Switch player, and mark the edge connectting the two variable gadgets as used.

If the second player choose $\neg x_2$, marke the two edges that connect to it used. And the same rule for $x_2$. 

Switch player until all variables visited. Switch to the second player, he has to choose one of the clause. __If a clause is False, it means all edges out of this clause node, go to a variable node without unused edges__. (e.g. $(x \lor \neg y \lor \neg z)$ connected to $\neg x$, $y$ and $z$, if $x=0, y=1, z=1$, then all edges connected to $\neg x$, $y$ and $z$ are marked as unsed), the second player can choose a clause that is False, therefore force the first player go to one of such node without unused edges, and the second player win the game.

__If a clause is True, it means there is at least one edge out of this clause node, goes to a variable node that has unused edge__. So if $\phi$ is True, then all clauses in it is True, the second player can not find a clause and force the first player goes to a node without unsed edge.
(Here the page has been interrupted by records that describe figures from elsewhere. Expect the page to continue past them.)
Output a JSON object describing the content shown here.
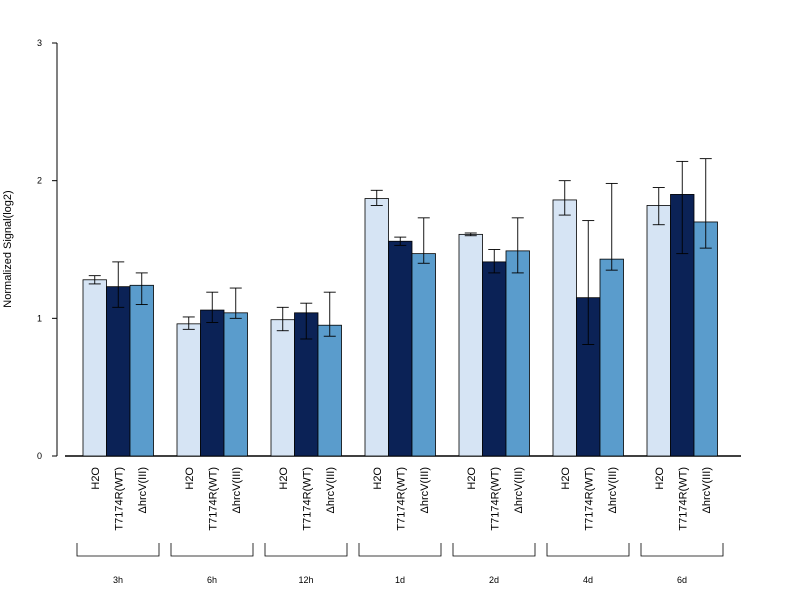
{
  "chart_data": {
    "type": "bar",
    "title": "",
    "xlabel": "",
    "ylabel": "Normalized Signal(log2)",
    "ylim": [
      0,
      3
    ],
    "yticks": [
      "0",
      "1",
      "2",
      "3"
    ],
    "grid": false,
    "groups": [
      "3h",
      "6h",
      "12h",
      "1d",
      "2d",
      "4d",
      "6d"
    ],
    "series": [
      {
        "label": "H2O",
        "color": "#d6e4f4",
        "values": [
          1.28,
          0.96,
          0.99,
          1.87,
          1.61,
          1.86,
          1.82
        ],
        "err_low": [
          1.25,
          0.92,
          0.91,
          1.82,
          1.6,
          1.75,
          1.68
        ],
        "err_high": [
          1.31,
          1.01,
          1.08,
          1.93,
          1.62,
          2.0,
          1.95
        ]
      },
      {
        "label": "T7174R(WT)",
        "color": "#0b2256",
        "values": [
          1.23,
          1.06,
          1.04,
          1.56,
          1.41,
          1.15,
          1.9
        ],
        "err_low": [
          1.08,
          0.97,
          0.85,
          1.53,
          1.33,
          0.81,
          1.47
        ],
        "err_high": [
          1.41,
          1.19,
          1.11,
          1.59,
          1.5,
          1.71,
          2.14
        ]
      },
      {
        "label": "ΔhrcV(III)",
        "color": "#5a9ccc",
        "values": [
          1.24,
          1.04,
          0.95,
          1.47,
          1.49,
          1.43,
          1.7
        ],
        "err_low": [
          1.1,
          1.0,
          0.87,
          1.4,
          1.33,
          1.35,
          1.51
        ],
        "err_high": [
          1.33,
          1.22,
          1.19,
          1.73,
          1.73,
          1.98,
          2.16
        ]
      }
    ]
  }
}
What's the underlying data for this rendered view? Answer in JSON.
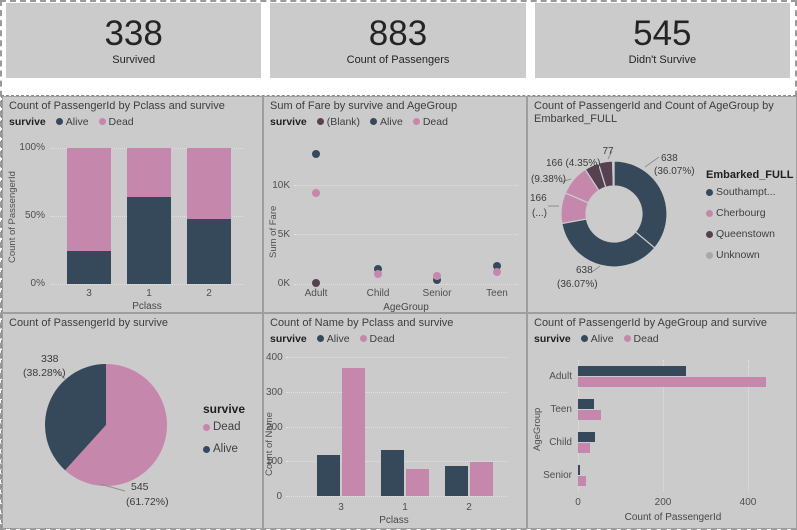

If the second player arrive on any of the True clause, the first player can go to the negation of one of the True literal in this clause, and force the second player go to the end node of this variable which has no unused edges. The first player win the game.

Thus if $\phi$ is True, the first player in the modified generalized geography game has a winning strategy.

3. __Claim: If first player in the modified generalized geography game has a winning strategy. then $phi$ is True.__

If the first player play the winning stratergy, so when the second layer arrive at any of the clause gadget, the fisrt player can choose a node with unused edge, (the negation of any of the true literal in this clause). And force the second player move to the end node of this variable, which has no unused edges. It means all clause gadgets are True.

So we have a polynomial time reduction from TQBF to this new version of the Generalized Geography game, since TQBF is NP-complete. this game is NP-hard.